Anadolu Kavağı uzun yıllardan beri balıkçı köyü özelliğini
koruyor. Balık ve midye buranın birer simgesi adeta. Aslında Anadolu Kavağı tek bununla kısıtla
değil.. Yakın çevresinde de önemli tarihi yapılar, mesire alanları bulunuyor.
Ayrıca suyu ve inciri ile meşhur olan Anadolu Kavağı, “şifalı” olarak nitelenen birçok güzel su kaynağına ev sahipliği yapıyor.
Tarihi camileri ve çeşmelerinin arasında, Anadolu Kavağı’nın şirin sokaklarında yürümek… ve bir yandan iştahınızı kabartan ızgara ve tavada pişmiş balıkların kokuları eşliğinde fazlaca açılamadan bir solukta kendinizi balık-ekmek, yanında da mevsim salatası yerken buluvermek… ve sonra doymuş mideleri tavşan kanı çaylarla bir ferahlatmak isteğini…. Nerede mi gidermek gerek!.. şöyle nefis boğaz manzarası karşısında meşhur Yoros Kalesi’nde elbette… işte şimdi burada performans gösterip biraz yokuş tırmanmanız gerekecek.. sonra yedikleriniz nasıl eriyecek!..
Tepeye yürüyerek çıkmak için deniz kıyısından yaklaşık 110 metre yüksekliğe kadar tırmanmanız gerekiyor. Ama bu tırmanışı göze alamam derseniz de sorun değil, buranın yolu izi var nasılsa, tepeye arabayla 3-4 dakikada çarçabuk da çıkabilirsiniz.
Belli
noktaya kadar aracınızla gidebilir ya da biraz tempo yapıp yürüyerek bu
yapılara ulaşabilirsiniz. Yürüyüşünüzü asfalt yol yerine kafeteryaların arasındaki kestirme yoldan da yapabilirsiniz.
*****
J
Vardığınızda tepeden göreceğiniz manzara bu zahmetinize değecektir inanın bana.
*****
*****
*****
*****
YOROS KALESİ ya da ‘Ceneviz Kalesi’
İstanbul'da Anadolu kavağı sırtlarında bulunan Yoros
kalesi, Doğu Roma döneminden kalma bir kaledir. İmparatorluk zayıf düştükten
sonra Cenevizlilerin eline geçmiş ve uzun süre onların elinde kalmıştır; bu
yüzden bir 'Ceneviz Kalesi' olduğu inancı doğmuştur. Kalenin kapladığı alan
İstanbul çevresindeki diğer bütün kalelerin kapladığı alandan çok daha
büyüktür. İç kesimdeki kulelerin bazıları hâlâ iyi durumdadır ve duvarlarda
Yunanca yazıtlar göze çarpar.

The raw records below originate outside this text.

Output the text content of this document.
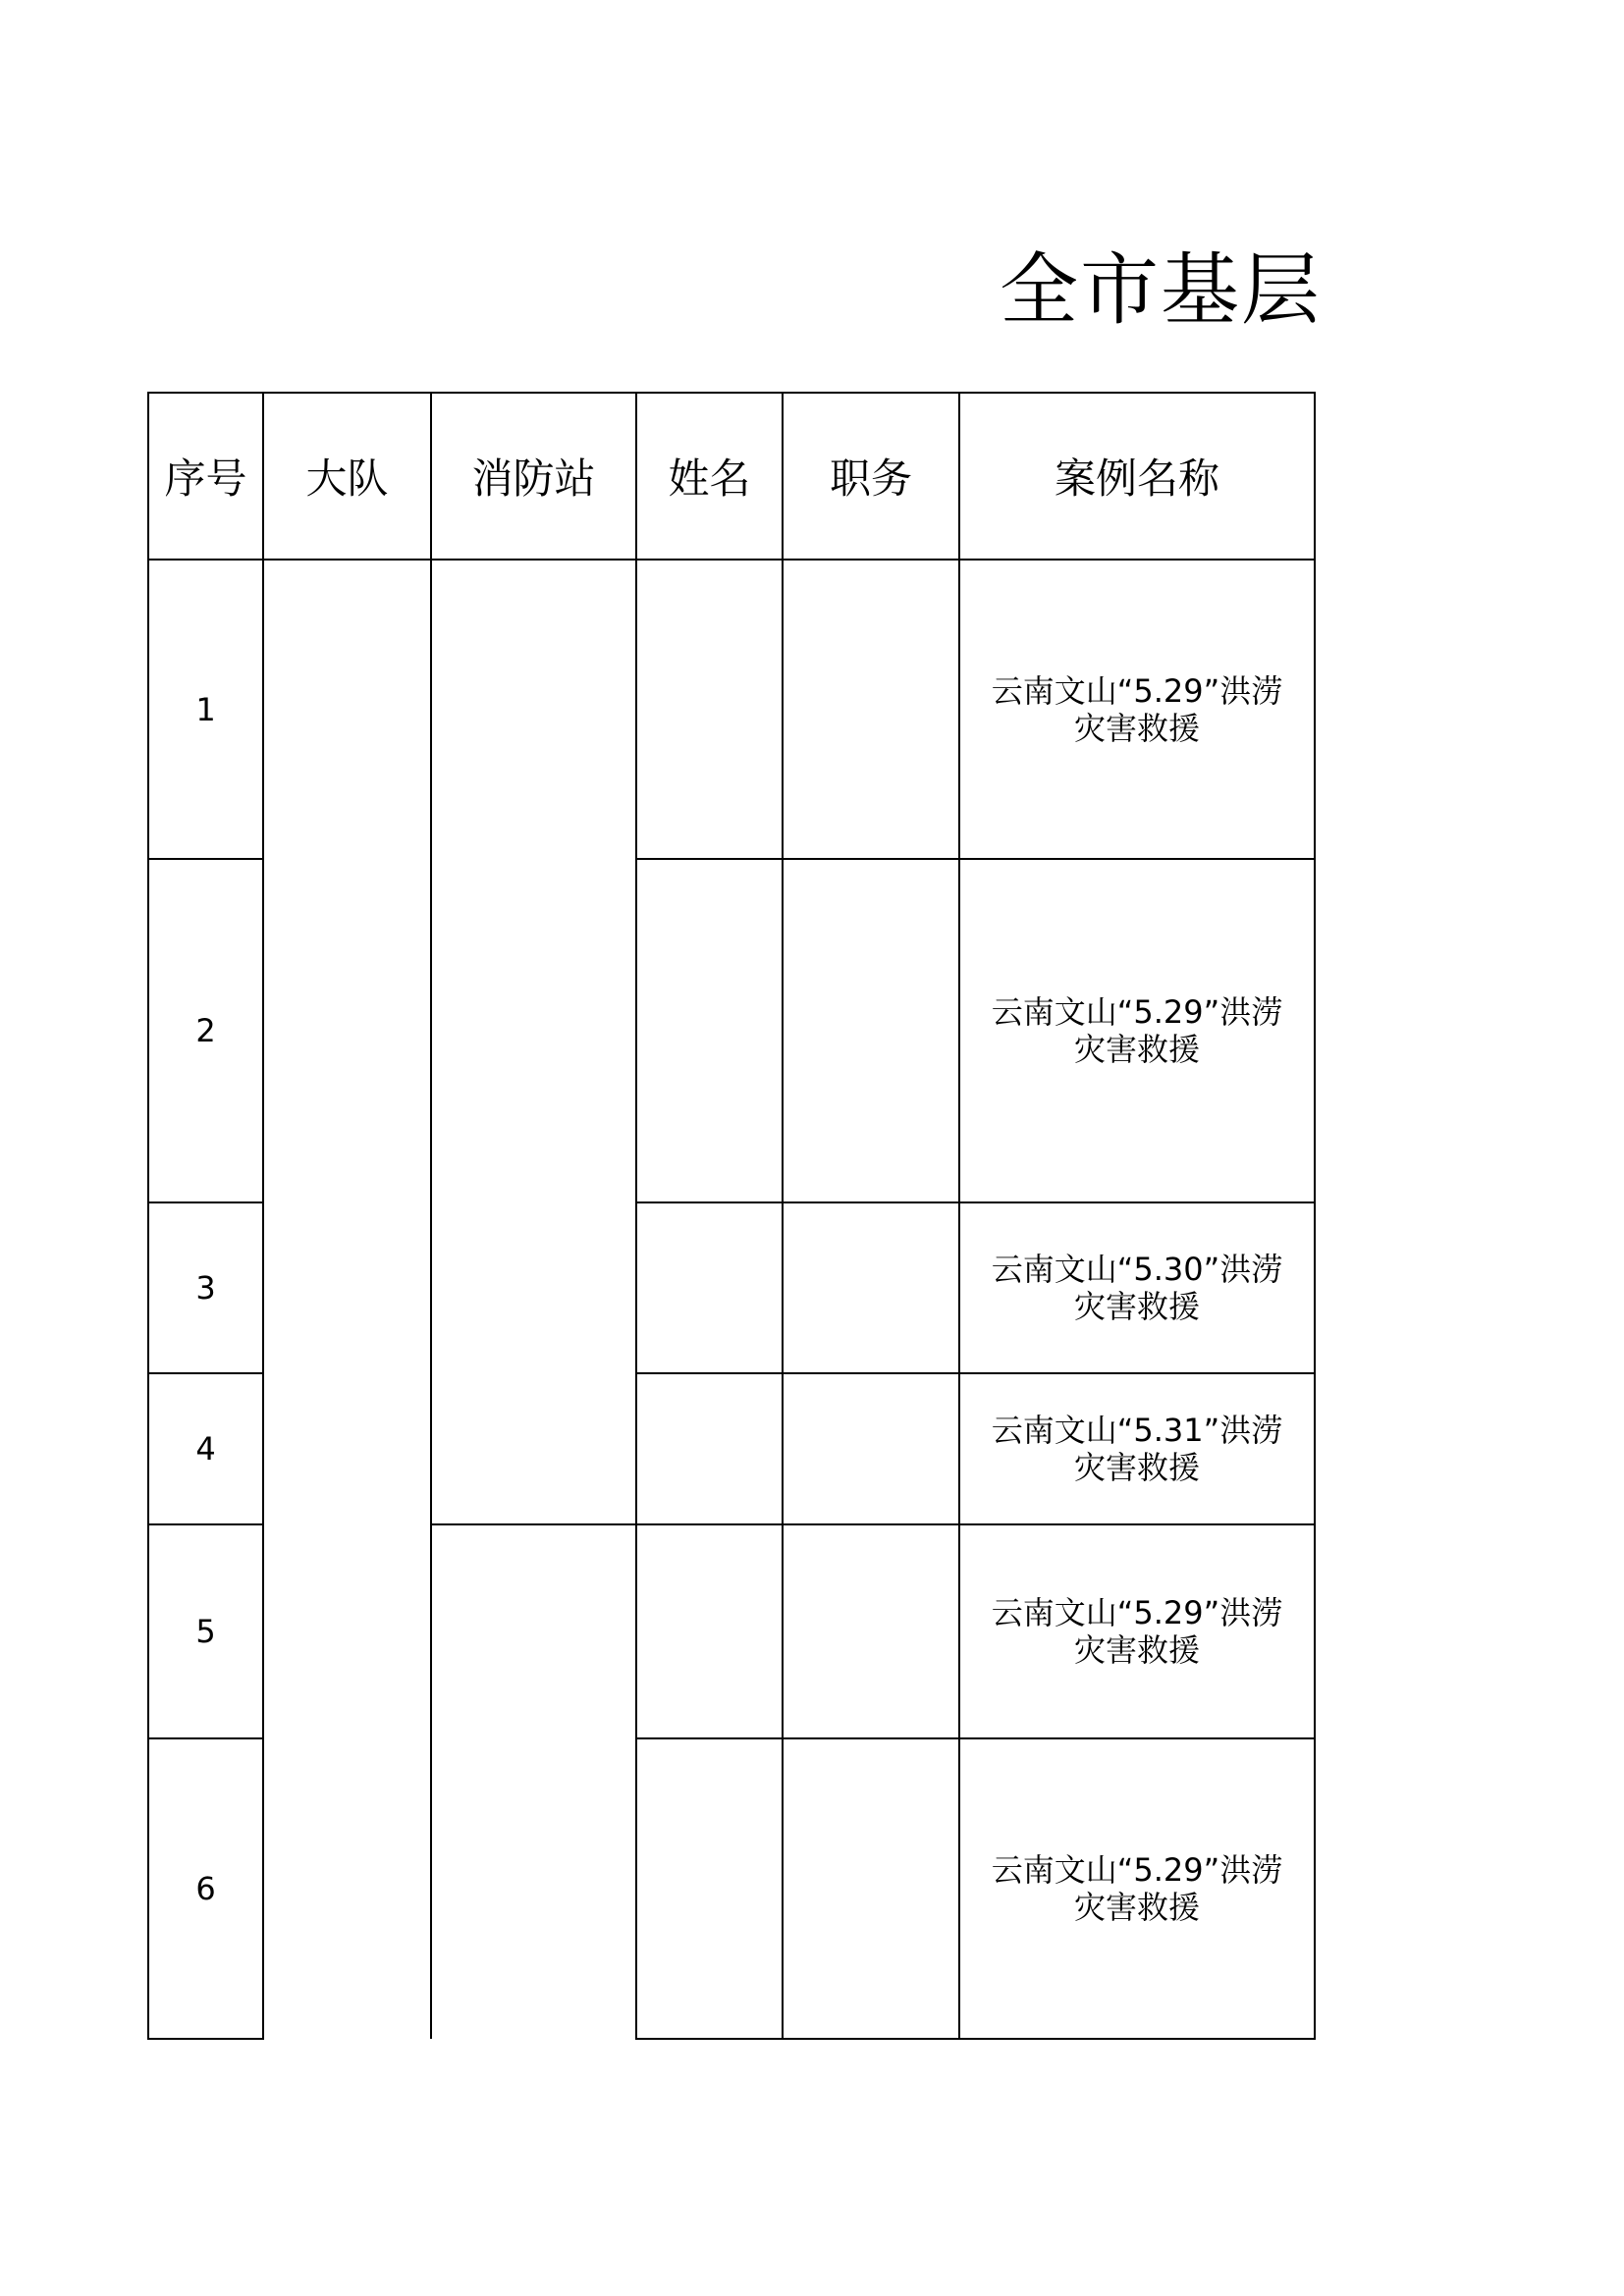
全市基层
序号	大队	消防站	姓名	职务	案例名称
1					云南文山“5.29”洪涝
灾害救援

2					云南文山“5.29”洪涝
灾害救援

3					云南文山“5.30”洪涝
灾害救援

4					云南文山“5.31”洪涝
灾害救援

5					云南文山“5.29”洪涝
灾害救援

6					云南文山“5.29”洪涝
灾害救援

Adının nereden geldiği kesin olarak
bilinmemektedir. "Kutsal yer" anlamına gelen Hieron'dan geldiği
görüşü oldukça yaygın olmakla birlikte, antik çağ tanrılarından Zeus'un sıfatı
olan "uygun rüzgarlar" anlamına gelen 'ourios'tan geldiği de iddia
ediliyor. Ayrıca 'Yoros' adının doğrudan doğruya "dağ" anlamındaki 'oros'tan geldiği de düşünülmektedir.
*****
Boğazın Karadeniz'e açılan en uç noktasında,
Asya'dan Avrupa yakasına, Avrupa'dan Asya yakasına uzanacak olan
3. Köprünün şantiye görüntüsü
26 Ağustos 2016'da hizmete açılan
Yavuz Sultan Selim Köprüsü'nün bu günkü görüntüsü
(Görsel nettendir)
***
YÛŞA TEPESİ
Anadolu kavağının diğer önemli simgelerinden birisi de Yûşa Tepesi’dir.
Kuzeyinde ise Yoros kalesi bulunmaktadır. Yûşa Tepesi Beykoz İlçesi'nde,
İstanbul'un denize en yakın ve en yüksek tepesidir. Zirvesi denizden 200 m
yüksekliktedir. Bu zirvede, Yuşâ Türbesi ve Camii bulunmaktadır.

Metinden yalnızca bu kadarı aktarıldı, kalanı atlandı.